L’esponente del Pd: «La loro politica basata sui no a oltranza è superata. L’ultimo errore è stato contrastare il piano di Bertolaso»

da Roma

«Non si salva l’ambiente con la politica del no». Roberto della Seta, fino ad un mese fa presidente di Legambiente ed ora responsabile ambiente per il Partito democratico, non concede sconti al centrosinistra e neppure ai Verdi affetti come molti italiani dalla sindrome nimby, not in my back yard, non nel mio cortile. Quel principio per il quale il cittadino rifiuta la costruzione di qualsiasi impianto nel proprio territorio. Ma se tutti agiscono così è evidente che non c’è soluzione.
Di chi è la responsabilità di quanto sta accadendo in Campania?
«Le responsabilità ricadono su tutti coloro che hanno avuto voce in capitolo in questi anni sulla questione della gestione dei rifiuti. Da quando è stato dato il via al commissariamento nel ’94 sono passati 14 anni, di proroga in proroga. Scelte fatte dai governi di centrodestra e di centrosinistra alternativamente al potere. C’è il presidente della Regione Antonio Bassolino e gli enti locali. Poi ci sono le gravi responsabilità della classe politica. Certamente del centrosinistra visto che governa gli enti locali dal 2000».
E per lo scempio attuale?
«Ritengo che i Verdi abbiano responsabilità precise. C’era un’ultima occasione per evitare lo scempio di questi giorni ed era quella di sostenere la proposta di Guido Bertolaso. Aprire siti provvisori in attesa di rendere operativo quello individuato a Serre, dove sarebbero potute entrare 2 milioni di tonnellate di rifiuti. Avremmo avuto un anno di respiro. Ma Bertolaso è stato lasciato solo e la sua proposta è stata contrastata dal ministro dell’Ambiente, Alfonso Pecoraro Scanio, affiancato dalla sinistra radicale».
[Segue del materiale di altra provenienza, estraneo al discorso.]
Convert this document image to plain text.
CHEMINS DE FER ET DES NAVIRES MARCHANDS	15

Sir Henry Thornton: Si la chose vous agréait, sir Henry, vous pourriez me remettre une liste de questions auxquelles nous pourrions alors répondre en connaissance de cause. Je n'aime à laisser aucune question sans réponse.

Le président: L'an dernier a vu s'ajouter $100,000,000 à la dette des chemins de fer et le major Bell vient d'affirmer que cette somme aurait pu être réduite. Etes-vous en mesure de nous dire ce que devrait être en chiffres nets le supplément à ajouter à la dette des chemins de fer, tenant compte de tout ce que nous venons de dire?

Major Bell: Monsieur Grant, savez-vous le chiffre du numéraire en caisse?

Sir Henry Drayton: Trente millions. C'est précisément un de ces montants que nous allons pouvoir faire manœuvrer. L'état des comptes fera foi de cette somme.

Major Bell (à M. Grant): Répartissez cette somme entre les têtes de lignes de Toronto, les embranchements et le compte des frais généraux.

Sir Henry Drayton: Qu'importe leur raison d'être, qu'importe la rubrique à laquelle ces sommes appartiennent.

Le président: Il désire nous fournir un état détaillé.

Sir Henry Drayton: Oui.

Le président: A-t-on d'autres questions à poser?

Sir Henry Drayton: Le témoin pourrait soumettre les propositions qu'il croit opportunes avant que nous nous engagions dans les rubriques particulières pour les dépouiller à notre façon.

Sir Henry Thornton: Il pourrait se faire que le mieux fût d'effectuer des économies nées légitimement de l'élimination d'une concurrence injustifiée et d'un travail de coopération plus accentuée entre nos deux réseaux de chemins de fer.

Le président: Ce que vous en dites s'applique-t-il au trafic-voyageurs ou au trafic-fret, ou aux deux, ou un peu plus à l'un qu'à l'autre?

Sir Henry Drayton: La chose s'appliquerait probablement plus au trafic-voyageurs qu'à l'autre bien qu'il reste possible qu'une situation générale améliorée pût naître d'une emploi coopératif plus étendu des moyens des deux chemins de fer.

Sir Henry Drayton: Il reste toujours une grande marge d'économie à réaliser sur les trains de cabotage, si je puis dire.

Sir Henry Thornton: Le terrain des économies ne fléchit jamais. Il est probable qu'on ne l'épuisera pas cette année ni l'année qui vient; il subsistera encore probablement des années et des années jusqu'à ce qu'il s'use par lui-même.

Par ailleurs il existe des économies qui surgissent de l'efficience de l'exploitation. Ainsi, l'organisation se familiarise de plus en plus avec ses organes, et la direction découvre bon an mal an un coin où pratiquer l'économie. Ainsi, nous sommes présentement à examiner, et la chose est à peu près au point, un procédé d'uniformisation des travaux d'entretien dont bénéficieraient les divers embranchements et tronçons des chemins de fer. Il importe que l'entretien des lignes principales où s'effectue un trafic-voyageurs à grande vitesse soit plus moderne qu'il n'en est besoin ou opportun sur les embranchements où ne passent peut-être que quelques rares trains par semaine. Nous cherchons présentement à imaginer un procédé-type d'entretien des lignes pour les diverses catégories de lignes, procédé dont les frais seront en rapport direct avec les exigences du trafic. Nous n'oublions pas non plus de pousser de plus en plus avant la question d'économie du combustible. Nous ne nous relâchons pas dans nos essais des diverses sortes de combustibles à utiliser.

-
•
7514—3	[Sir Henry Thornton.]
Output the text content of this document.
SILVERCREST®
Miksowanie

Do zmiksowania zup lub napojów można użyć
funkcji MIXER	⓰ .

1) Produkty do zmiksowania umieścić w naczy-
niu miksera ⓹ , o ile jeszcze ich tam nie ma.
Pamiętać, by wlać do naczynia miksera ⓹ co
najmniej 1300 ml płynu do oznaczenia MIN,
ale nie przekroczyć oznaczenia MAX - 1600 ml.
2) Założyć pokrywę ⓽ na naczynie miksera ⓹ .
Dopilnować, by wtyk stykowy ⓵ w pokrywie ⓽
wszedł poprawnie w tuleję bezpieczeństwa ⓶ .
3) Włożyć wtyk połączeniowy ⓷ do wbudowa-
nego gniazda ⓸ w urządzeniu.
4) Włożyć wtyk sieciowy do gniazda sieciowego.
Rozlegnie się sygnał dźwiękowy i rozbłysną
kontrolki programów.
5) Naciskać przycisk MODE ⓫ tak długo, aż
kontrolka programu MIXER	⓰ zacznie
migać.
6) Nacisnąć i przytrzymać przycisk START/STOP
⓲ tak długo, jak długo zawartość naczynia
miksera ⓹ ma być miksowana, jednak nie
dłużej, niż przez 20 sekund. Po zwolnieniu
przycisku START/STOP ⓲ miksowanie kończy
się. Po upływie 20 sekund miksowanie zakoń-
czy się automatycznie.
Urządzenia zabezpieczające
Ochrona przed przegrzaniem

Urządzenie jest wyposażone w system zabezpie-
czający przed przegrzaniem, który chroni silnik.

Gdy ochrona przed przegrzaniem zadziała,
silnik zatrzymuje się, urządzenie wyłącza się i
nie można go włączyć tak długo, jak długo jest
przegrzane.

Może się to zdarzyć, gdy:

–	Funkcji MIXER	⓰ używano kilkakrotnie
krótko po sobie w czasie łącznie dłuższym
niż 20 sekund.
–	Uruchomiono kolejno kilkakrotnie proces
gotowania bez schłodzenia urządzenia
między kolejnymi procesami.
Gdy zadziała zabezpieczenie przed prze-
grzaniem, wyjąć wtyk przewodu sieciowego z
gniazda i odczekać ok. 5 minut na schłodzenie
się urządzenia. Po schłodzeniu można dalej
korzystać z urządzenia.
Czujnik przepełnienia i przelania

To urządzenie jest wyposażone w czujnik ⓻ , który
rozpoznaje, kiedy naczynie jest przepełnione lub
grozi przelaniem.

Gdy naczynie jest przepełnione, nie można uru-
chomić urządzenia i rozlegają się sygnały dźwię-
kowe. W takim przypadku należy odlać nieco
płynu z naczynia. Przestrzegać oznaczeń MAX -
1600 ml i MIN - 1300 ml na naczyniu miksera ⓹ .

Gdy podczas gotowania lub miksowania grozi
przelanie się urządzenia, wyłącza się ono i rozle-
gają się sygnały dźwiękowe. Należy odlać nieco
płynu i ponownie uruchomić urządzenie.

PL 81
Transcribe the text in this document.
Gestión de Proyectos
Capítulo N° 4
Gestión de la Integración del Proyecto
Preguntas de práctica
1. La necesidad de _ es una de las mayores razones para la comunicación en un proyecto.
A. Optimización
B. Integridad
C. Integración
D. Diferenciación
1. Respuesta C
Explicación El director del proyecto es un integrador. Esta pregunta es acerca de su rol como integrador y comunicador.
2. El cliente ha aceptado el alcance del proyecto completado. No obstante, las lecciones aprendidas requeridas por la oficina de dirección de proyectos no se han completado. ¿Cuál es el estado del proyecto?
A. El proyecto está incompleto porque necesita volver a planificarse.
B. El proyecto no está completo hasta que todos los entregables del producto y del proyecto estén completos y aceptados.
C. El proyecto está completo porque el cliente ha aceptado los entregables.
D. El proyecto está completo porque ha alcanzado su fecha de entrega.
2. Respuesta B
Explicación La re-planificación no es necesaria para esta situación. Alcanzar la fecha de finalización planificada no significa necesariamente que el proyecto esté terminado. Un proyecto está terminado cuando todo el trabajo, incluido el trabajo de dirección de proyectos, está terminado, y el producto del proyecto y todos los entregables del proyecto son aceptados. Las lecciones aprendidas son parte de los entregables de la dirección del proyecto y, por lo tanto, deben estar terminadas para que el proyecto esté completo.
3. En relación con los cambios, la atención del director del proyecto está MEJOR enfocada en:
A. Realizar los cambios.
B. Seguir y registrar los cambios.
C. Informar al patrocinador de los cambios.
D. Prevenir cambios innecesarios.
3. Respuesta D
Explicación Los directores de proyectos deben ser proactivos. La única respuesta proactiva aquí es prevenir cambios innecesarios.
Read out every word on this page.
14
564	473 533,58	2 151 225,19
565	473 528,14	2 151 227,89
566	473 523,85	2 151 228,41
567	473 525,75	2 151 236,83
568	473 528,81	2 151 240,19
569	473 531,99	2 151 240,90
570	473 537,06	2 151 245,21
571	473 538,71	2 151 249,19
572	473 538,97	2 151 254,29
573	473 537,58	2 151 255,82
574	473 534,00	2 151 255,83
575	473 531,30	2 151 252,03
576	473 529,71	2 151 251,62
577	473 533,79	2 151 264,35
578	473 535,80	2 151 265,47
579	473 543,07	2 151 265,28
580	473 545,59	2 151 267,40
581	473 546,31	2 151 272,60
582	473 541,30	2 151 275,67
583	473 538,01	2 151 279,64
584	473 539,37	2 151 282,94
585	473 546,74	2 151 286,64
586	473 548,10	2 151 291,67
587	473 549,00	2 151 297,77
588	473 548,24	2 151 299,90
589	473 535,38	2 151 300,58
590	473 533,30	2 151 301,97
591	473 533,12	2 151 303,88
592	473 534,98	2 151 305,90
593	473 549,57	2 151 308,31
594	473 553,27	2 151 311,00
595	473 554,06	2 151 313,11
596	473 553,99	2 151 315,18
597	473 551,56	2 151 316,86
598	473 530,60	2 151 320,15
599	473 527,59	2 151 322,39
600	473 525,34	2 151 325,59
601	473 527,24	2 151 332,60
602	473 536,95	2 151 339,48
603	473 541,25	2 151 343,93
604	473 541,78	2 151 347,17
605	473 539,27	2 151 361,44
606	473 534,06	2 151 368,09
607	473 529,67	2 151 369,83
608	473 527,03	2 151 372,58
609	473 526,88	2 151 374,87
Qualche testa deve cadere o no?
«Non credo che sia una questione di dimissioni. Le teste comunque cadranno da sole. Per le responsabilità politiche saranno gli elettori a decidere a chi tagliare la testa. Se ce ne fossero di penali sarà la magistratura a stabilirlo. Certo non sarebbe ammissibile un colpo di spugna su quello che è successo negli ultimi 14 anni. Occorre cambiare i comportamenti. Non mi sono piaciuti affatto i politici che hanno cavalcato la protesta, come Rifondazione. Pure Alleanza nazionale si è fatta notare contro la riapertura di Pianura».
Anche il sindaco Iervolino ha sostenuto la protesta di Pianura.
«La Iervolino non ha fatto una bella figura».
La politica ambientale dei Verdi è destinata alla sconfitta?
«Credo ci sia una fondamentale inadeguatezza dell’ambientalismo portato avanti dai Verdi. Sembrano pensare che per difendere l’ambiente si debba dire sempre no. Non è così. Per salvare il sistema oggi si deve fare. Non è ammissibile che ci siano Verdi contro l’energia eolica o contro i rigassificatori. Così restano le centrali a carbone che inquinano mille volte di più».